Certo che è una rivoluzione interiore vera e propria e immagino che, come dici tu, quella che è ora una presa di coscienza “mentale” dovrà poi diventare un esperienza più profonda e completa.
a presto
Sophia
Moksha
19 aprile 2015 @ 13:57
Cara Sophia,
la vera illusione è che l’ego sia reale, che esista “qualcosa” che “possiede” una coscienza (un essere umano per esempio) e qualcosa che non la possiede (per esempio una pietra). La Realtà è che tutto ciò che appare è Coscienza, una sua “forma”, una sua “vibrazione”, da essa mai “separato” (non due), mai diverso, mai “altro”.
Non è facile trovare le parole che descrivano l’indescrivibile, quindi capisco che l’immagine del “flusso” possa corrispondere all’esperienza che il sé separato fa della vita, ma in realtà non c’è nulla che “fluisce”, la Coscienza non si muove da un punto ad un altro, non si sposta, non cambia stato, piuttosto si manifesta nell’eterno presente, nell’infinito qui, non essendo mai altro da se stessa.
Chissà se queste parole riescono a offrirti utili indicazioni o fanno sorgere ulteriori domande.
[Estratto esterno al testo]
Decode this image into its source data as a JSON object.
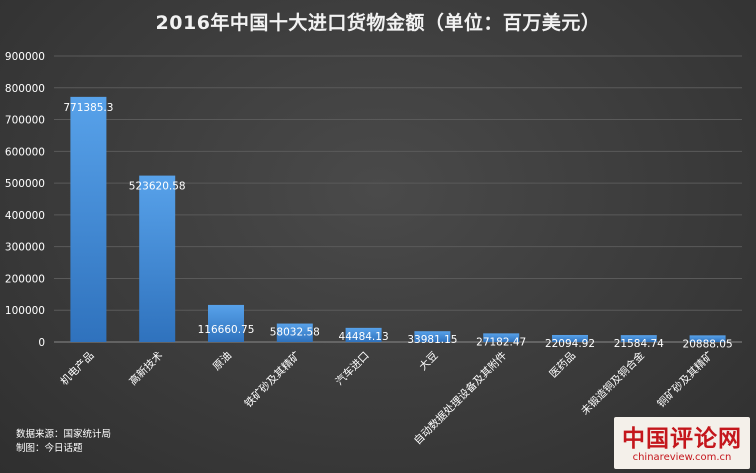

Se così fosse non esitare a porle, le domande sono sempre benvenute, anzi sono il vero motivo per cui esiste questo blog. La Coscienza chiede e la Coscienza risponde, assistere a questo dialogo è sempre meraviglioso.
Grazie
un abbraccio
Jane
20 settembre 2015 @ 23:50
Siiiii. Sono anche io a questo punto 😉
luca
17 marzo 2017 @ 11:30
Ci sei ci sei…..se hai voglia scrivimi nella mail…. magari un giorno c incontreremo….. ho letto alcuno tuoi articoli specie quelli sui sogni….e sono le stesse conclusioni a cui ero giunto….ma c’è ancora di più forse…peccato che ogni giorno cerchino di distruggercelo…
luca
17 marzo 2017 @ 11:32
E volevo farti sapere che sei su un binario comune con altri. …quindi la tua è effettivamente una realtà!
Monica
18 marzo 2017 @ 0:16
Ciao Luca,
grazie per il tuo commento. Se vorrai condividere qualcosa di più di te, della tua esperienza e della tua comprensione mi farà molto piacere ascoltarti per percepire il senso di affinità e comunanza di cui mi parli.